Tibet hangs heavy on Taiwan poll
by Ashok Malik
 

Tibet and more tangentially India have emerged as themes in a presidential election that could define Taiwan's future more than any of its predecessors have. As 17.33 million voters queue up to vote on Saturday -- in what is the fourth direct contest for the island-nation's top job since formal democracy was introduced in 1996 -- the ruling Democratic Progressive Party (DPP) and the resurgent Kuomintang (KMT) are locked in a riveting battle over Taiwan's relationship with China.

The KMT is pushing for closer economic ties, citing Taiwan's fading economic indices and urging the creation of a "common market" with the "Mainland" (as China is called). The DPP is criticising this as the "One China common market", subtly playing on the "One China" slogan of Beijing's Communist leadership.

Says the ebullient Bi-Khim Hsiao, former MP and now spokesperson and "Iron Lady" of the DPP: "It is dangerous to rely on the goodwill of our oppressors for our economic development. We would rather invest elsewhere, such as India."

She sees free trade with China as an invitation to a Trojan horse: "The KMT has not addressed the policy challenges of a common market. The railroad was built in Tibet for economic development. Instead it led to (Han) migration and the destruction of Tibetan identity and culture."

The KMT retorts by terming this a "fear psychosis" that will not reverse the anti-incumbency advantage it has held in the run-up to the election. The most recent opinion polls give the KMT 40 per cent of the popular vote to the DPP's 28 per cent. However, as per Taiwan's elections rules, opinion polls are banned in the final two weeks of the campaign. As such, the entire Tibet drama and its perception as a swing issue has not been tested and quantified.

The divergent positions of the KMT and DPP on China reflect the social support bases of the two parties and make this election crucial for Beijing's security strategists as well. The KMT is the traditional party of the elite -- a former Taiwanese Foreign Minister compared it to the Indian National Congress. It ruled Taiwan from 1949 -- when Chiang Kai-shek fled the Mainland after the Communist takeover -- till 2000.
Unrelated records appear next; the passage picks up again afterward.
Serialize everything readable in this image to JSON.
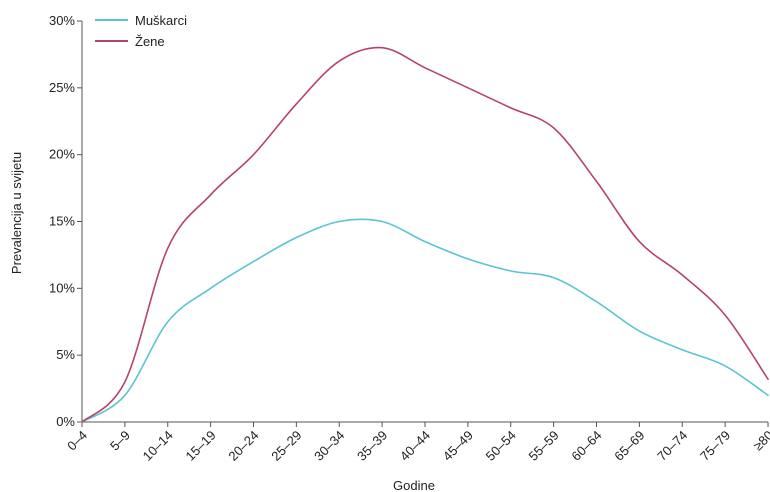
{
  "chart_data": {
    "type": "line",
    "title": "",
    "xlabel": "Godine",
    "ylabel": "Prevalencija u svijetu",
    "categories": [
      "0–4",
      "5–9",
      "10–14",
      "15–19",
      "20–24",
      "25–29",
      "30–34",
      "35–39",
      "40–44",
      "45–49",
      "50–54",
      "55–59",
      "60–64",
      "65–69",
      "70–74",
      "75–79",
      "≥80"
    ],
    "y_ticks": [
      "0%",
      "5%",
      "10%",
      "15%",
      "20%",
      "25%",
      "30%"
    ],
    "ylim": [
      0,
      30
    ],
    "grid": false,
    "legend_position": "top-left",
    "series": [
      {
        "name": "Muškarci",
        "color": "#5bc4d4",
        "values": [
          0,
          2,
          7.5,
          10,
          12,
          13.8,
          15,
          15,
          13.5,
          12.2,
          11.3,
          10.8,
          9,
          6.8,
          5.4,
          4.2,
          2
        ]
      },
      {
        "name": "Žene",
        "color": "#b5436b",
        "values": [
          0,
          3,
          13,
          17,
          20,
          23.8,
          27,
          28,
          26.5,
          25,
          23.5,
          22,
          18,
          13.5,
          11,
          8,
          3.2
        ]
      }
    ]
  }
}
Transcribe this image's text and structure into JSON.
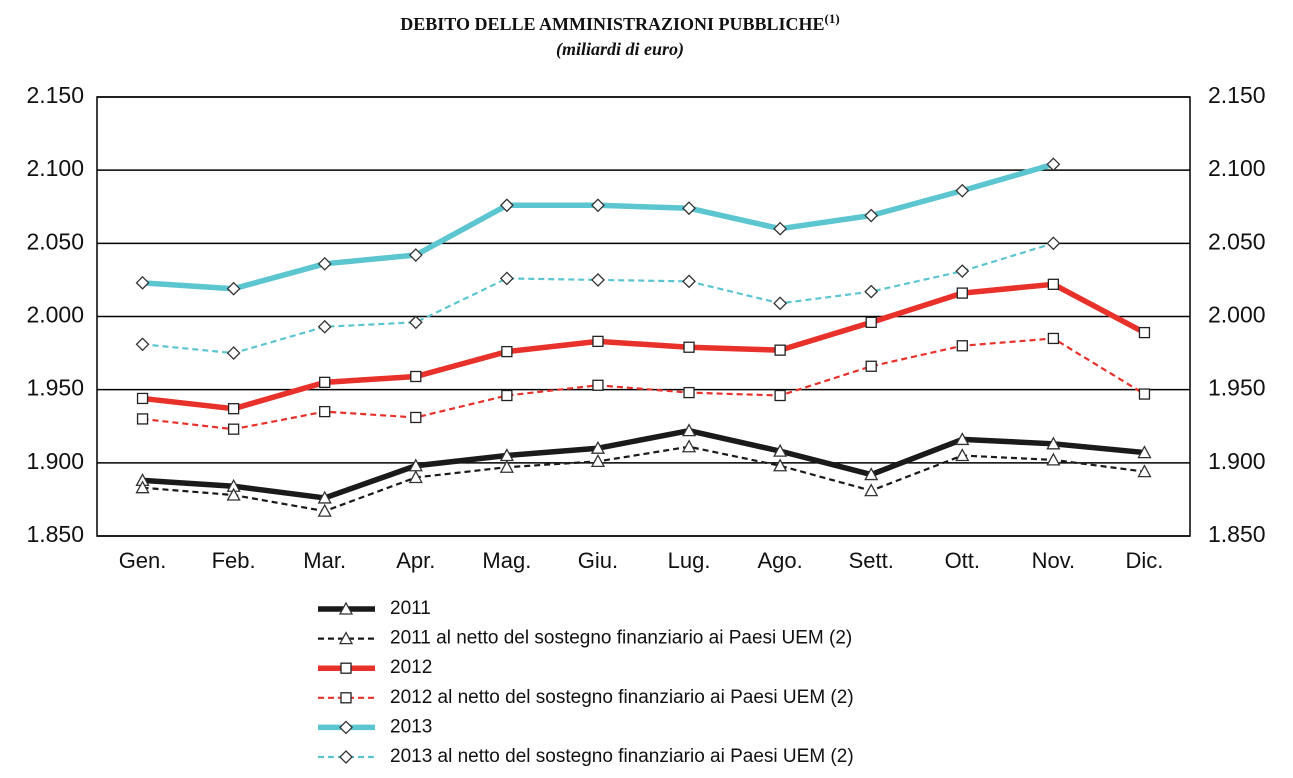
{
  "chart_data": {
    "type": "line",
    "title": "DEBITO DELLE AMMINISTRAZIONI PUBBLICHE",
    "title_note": "(1)",
    "subtitle": "(miliardi di euro)",
    "categories": [
      "Gen.",
      "Feb.",
      "Mar.",
      "Apr.",
      "Mag.",
      "Giu.",
      "Lug.",
      "Ago.",
      "Sett.",
      "Ott.",
      "Nov.",
      "Dic."
    ],
    "ylim": [
      1850,
      2150
    ],
    "yticks": [
      {
        "value": 1850,
        "label": "1.850"
      },
      {
        "value": 1900,
        "label": "1.900"
      },
      {
        "value": 1950,
        "label": "1.950"
      },
      {
        "value": 2000,
        "label": "2.000"
      },
      {
        "value": 2050,
        "label": "2.050"
      },
      {
        "value": 2100,
        "label": "2.100"
      },
      {
        "value": 2150,
        "label": "2.150"
      }
    ],
    "y2lim": [
      1850,
      2150
    ],
    "y2ticks": [
      {
        "value": 1850,
        "label": "1.850"
      },
      {
        "value": 1900,
        "label": "1.900"
      },
      {
        "value": 1950,
        "label": "1.950"
      },
      {
        "value": 2000,
        "label": "2.000"
      },
      {
        "value": 2050,
        "label": "2.050"
      },
      {
        "value": 2100,
        "label": "2.100"
      },
      {
        "value": 2150,
        "label": "2.150"
      }
    ],
    "grid": true,
    "legend": "bottom",
    "series": [
      {
        "name": "2011",
        "color": "#1a1a1a",
        "dashed": false,
        "marker": "triangle",
        "values": [
          1888,
          1884,
          1876,
          1898,
          1905,
          1910,
          1922,
          1908,
          1892,
          1916,
          1913,
          1907
        ]
      },
      {
        "name": "2011 al netto del sostegno finanziario ai Paesi UEM (2)",
        "color": "#1a1a1a",
        "dashed": true,
        "marker": "triangle",
        "values": [
          1883,
          1878,
          1867,
          1890,
          1897,
          1901,
          1911,
          1898,
          1881,
          1905,
          1902,
          1894
        ]
      },
      {
        "name": "2012",
        "color": "#e8312a",
        "dashed": false,
        "marker": "square",
        "values": [
          1944,
          1937,
          1955,
          1959,
          1976,
          1983,
          1979,
          1977,
          1996,
          2016,
          2022,
          1989
        ]
      },
      {
        "name": "2012 al netto del sostegno finanziario ai Paesi UEM (2)",
        "color": "#e8312a",
        "dashed": true,
        "marker": "square",
        "values": [
          1930,
          1923,
          1935,
          1931,
          1946,
          1953,
          1948,
          1946,
          1966,
          1980,
          1985,
          1947
        ]
      },
      {
        "name": "2013",
        "color": "#5cc6d0",
        "dashed": false,
        "marker": "diamond",
        "values": [
          2023,
          2019,
          2036,
          2042,
          2076,
          2076,
          2074,
          2060,
          2069,
          2086,
          2104,
          null
        ]
      },
      {
        "name": "2013 al netto del sostegno finanziario ai Paesi UEM (2)",
        "color": "#5cc6d0",
        "dashed": true,
        "marker": "diamond",
        "values": [
          1981,
          1975,
          1993,
          1996,
          2026,
          2025,
          2024,
          2009,
          2017,
          2031,
          2050,
          null
        ]
      }
    ]
  }
}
Backed by the "Mainlanders" -- the name for the post-1949 migrants -- the KMT's strengths are its networks in the military, the civil service, big business and academia. It is dominant in southern Taiwan, particularly in and around the capital city of Taipei.

Two decades after Chiang's death in 1975, Taiwan introduced democracy. It faced a challenge from the DPP, a nativist political grouping of working class people, farmers, small manufacturers and pre-1949 residents of Taiwan. In 2000, helped by a KMT rebel candidate, DPP nominee Chen Shui-bian won a tight three-way election with only 39 per cent of the vote. In 2004, he was re-elected -- amid allegations of staging a mock "assassination attempt" to garner sympathy -- by a noodle-thin 0.29 per cent margin.

The KMT swept to victory in this January's parliamentary election -- it now controls three-fourths of the national legislature -- and is confident the favourable momentum will continue. Its presidential nominee is Ma Ying-jeou, whose movie star looks and former job as Taipei's mayor -- considered the second most high-profile political office in the country -- make him easily recognisable.

His DPP rival, Frank CT Hsieh, is hoping the 3.7 million young voters (aged 20-29) and the 250,000 overseas Taiwanese who have flown down to vote will see him through. Taiwan's youth and its non-resident community in the United States are seen as particularly nationalist and China-sceptic, and could be further galvanised by the unrest in Tibet.

Despite the political rhetoric, Taiwan's links with China are too complex for simple assessment. Seventy per cent of Taiwan's foreign investment goes to China, creating opportunities that the well-heeled, white-collar KMT adherents are primed to exploit. On the other hand, cheap Chinese goods, farm imports and -- if the "one market" concept materialises -- labour inflows directly threaten the DPP's less well-off, rural voters.